Further, as the outermost coating layer, a plastic powder such as polyvinyl chloride can be coated by the method described above to obtain an insulating or corrosion-resistant composite wire. As described above, the present invention eliminates the drawbacks of the conventional methods and makes it possible to continuously produce a composite metal wire without defects and having a coating layer with good adhesive properties, and also has the following effects. . (1) According to the present invention, the coated metal powder lightly adheres to the steel wire by an oxidation-reduction reaction on the surface of the core wire, and the amount of the coated metal powder drawn into the die is increased (increasing the coating thickness). Adhesive coating can be easily applied using pressure applied by dies, rolls, etc. Therefore, a composite wire can be obtained using an ordinary die without using a drawing method using a fluid-lubricated die. (2) When a normal die is used, the drawing force is small, so it is possible to coat soft steel wire with aluminum, and the range of production can be expanded. (3) The configuration of the device can be simplified.

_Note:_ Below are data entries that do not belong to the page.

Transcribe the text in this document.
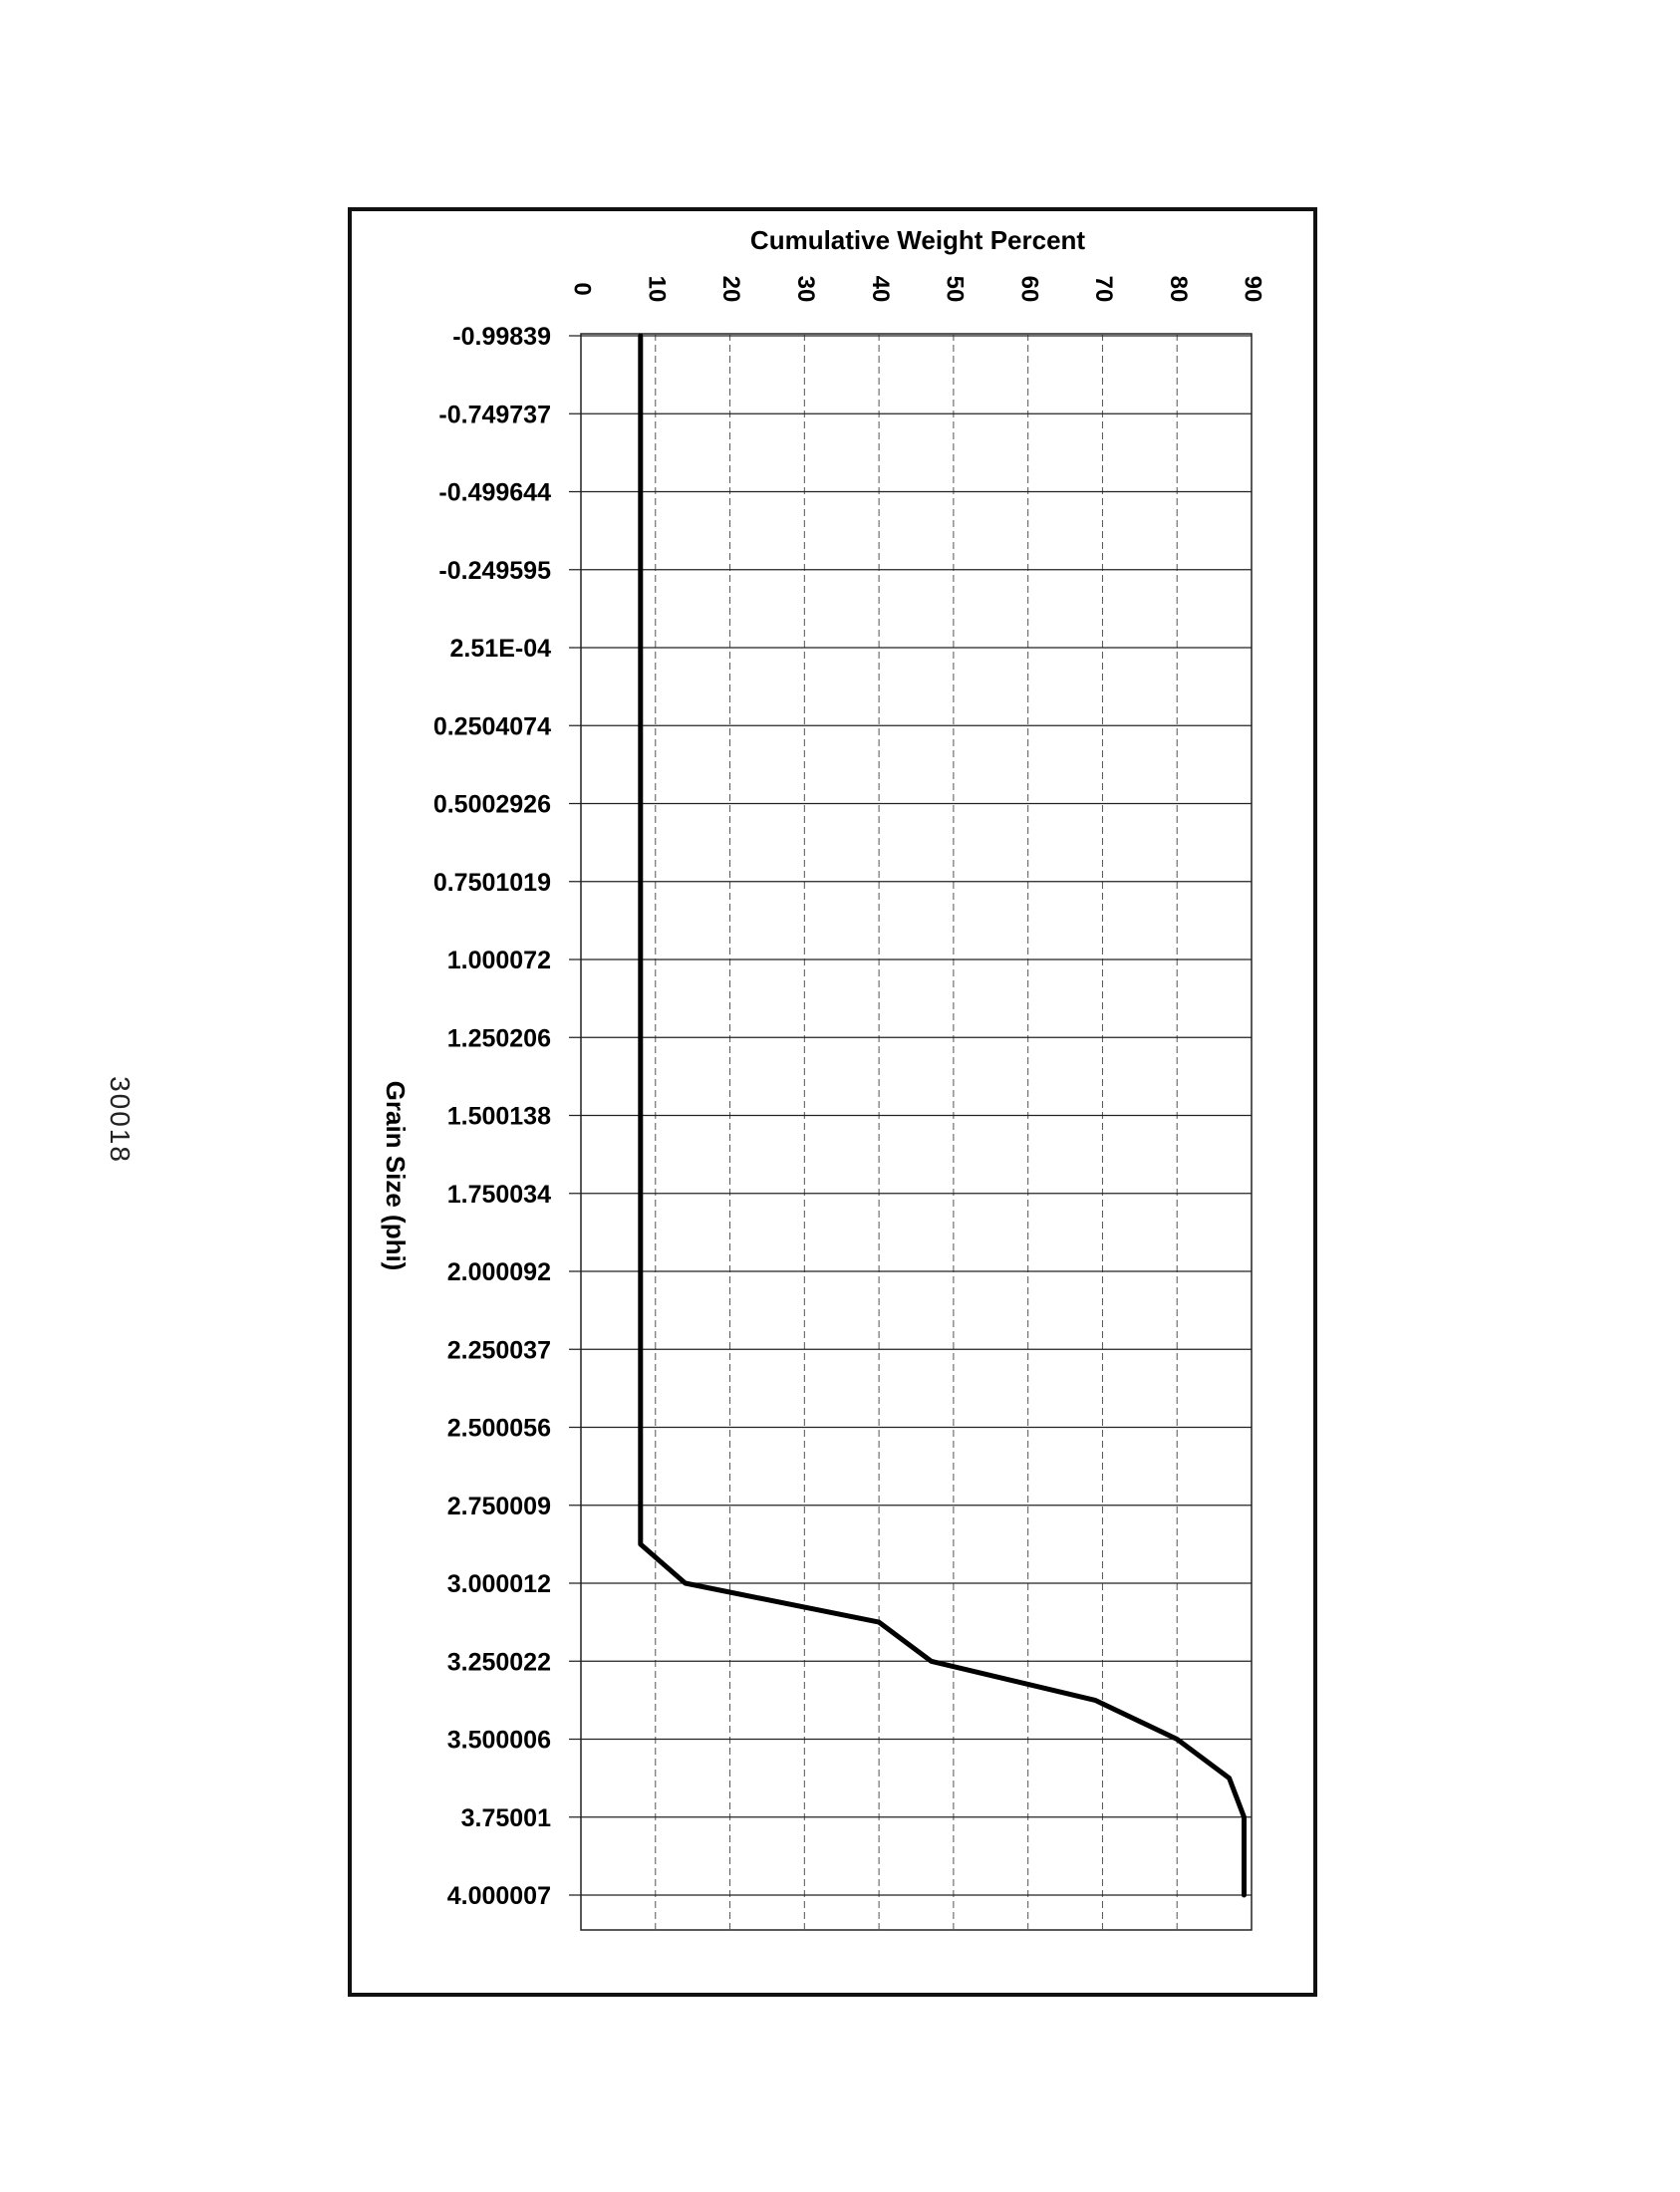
30018
Cumulative Weight Percent
Grain Size (phi)
0 10 20 30 40 50 60 70 80 90
-0.99839
-0.749737
-0.499644
-0.249595
2.51E-04
0.2504074
0.5002926
0.7501019
1.000072
1.250206
1.500138
1.750034
2.000092
2.250037
2.500056
2.750009
3.000012
3.250022
3.500006
3.75001
4.000007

[Brief explanation of the drawing]

FIG. 1 is an explanatory diagram showing one embodiment of the present invention, and FIG. 2 is an explanatory diagram showing another embodiment. 1... Core wire, 2... Aluminum powder, 3...
Dice, 4...Heating furnace, 5...Aluminum powder tank, 6...Aluminum steel wire.

Claims (1)

[Claims] 1. A step of heating a core wire whose surface has been cleaned in an oxidizing atmosphere to form a uniform oxide film on its surface,
A step of introducing the core wire into powder of a coating metal that is more easily oxidized than the core wire metal and causing a reaction to reduce oxides on the surface of the core wire with the coating metal powder to facilitate adhesion of the powder to the surface of the core wire; Manufacture of a composite metal wire characterized by a process of drawing the powder into the inlet of a processing tool by frictional adhesive force with the coated metal powder and simultaneously processing it in a cold or heated state to coat and composite the powder on the surface of the core wire. Method.